Wikipedia is born-digital. Data streams out of it by the terabyte. To make sense of this surging datastream, scholars require adequate ‘digital infrastructure’ in the narrow sense of ‘infrastructure which is digital’. They need client libraries to access Wikipedia’s APIs, high-performance computing resources that can handle Wikipedia’s large database dumps, and digital publishing platforms where analysis can be shared. But this is only part of the story. Like other social networks, Wikipedia reflects the practices, ideals, meanings, hopes and skullduggeries of its human protagonists. Perhaps more than any other social network, Wikipedia is dominated by a highly skilled subset of power users who have mastered Wikipedia’s systems and can shape the stream of data to reflect their own wishes. To understand this aspect of Wikipedia, scholars require another kind of ‘digital infrastructure’, namely ‘infrastructure to support the understanding of the digital’. This kind of infrastructure is largely intangible: it is the know-how, the concepts, the personal connections, the cunning required to enter the datastream and observe it as a stream of culture.
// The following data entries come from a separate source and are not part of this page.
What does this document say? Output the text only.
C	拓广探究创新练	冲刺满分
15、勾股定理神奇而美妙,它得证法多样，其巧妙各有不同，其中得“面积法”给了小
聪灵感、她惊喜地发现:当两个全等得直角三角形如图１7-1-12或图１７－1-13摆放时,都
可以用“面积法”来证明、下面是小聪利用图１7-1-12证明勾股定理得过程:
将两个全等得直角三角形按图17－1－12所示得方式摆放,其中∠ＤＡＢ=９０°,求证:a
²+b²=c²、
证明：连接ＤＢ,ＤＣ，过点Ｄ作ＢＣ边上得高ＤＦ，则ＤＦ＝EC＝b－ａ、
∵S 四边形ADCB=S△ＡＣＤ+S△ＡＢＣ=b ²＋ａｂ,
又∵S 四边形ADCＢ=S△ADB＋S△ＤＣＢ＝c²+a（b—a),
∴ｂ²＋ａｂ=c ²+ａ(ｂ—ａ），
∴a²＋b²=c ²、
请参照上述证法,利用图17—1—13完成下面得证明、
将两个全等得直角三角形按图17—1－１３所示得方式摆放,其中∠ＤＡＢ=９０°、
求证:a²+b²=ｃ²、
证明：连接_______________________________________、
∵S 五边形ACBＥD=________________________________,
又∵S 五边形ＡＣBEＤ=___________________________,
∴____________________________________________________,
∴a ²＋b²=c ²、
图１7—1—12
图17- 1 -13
Only with both kinds of infrastructure can Wikipedia scholars—particularly at the start of their careers—develop into hybrid data-scientist-ethnographers capable of engaging with Wikipedia on both fronts. At wikihistories, we are building up the mixed infrastructure required to support such hybrid scholars, and bridge the divide between computational social science and digital ethnography more broadly.


A new R package for Wikipedia Studies, developed by Michael Falk. The R package will enable scholars to access Wikipedia’s three APIs, and also process XML data dumps, in one consistent interface. It will include a number of analysis tools for common research tasks, such as ‘blaming’ edits on particular users, or navigating the category tree.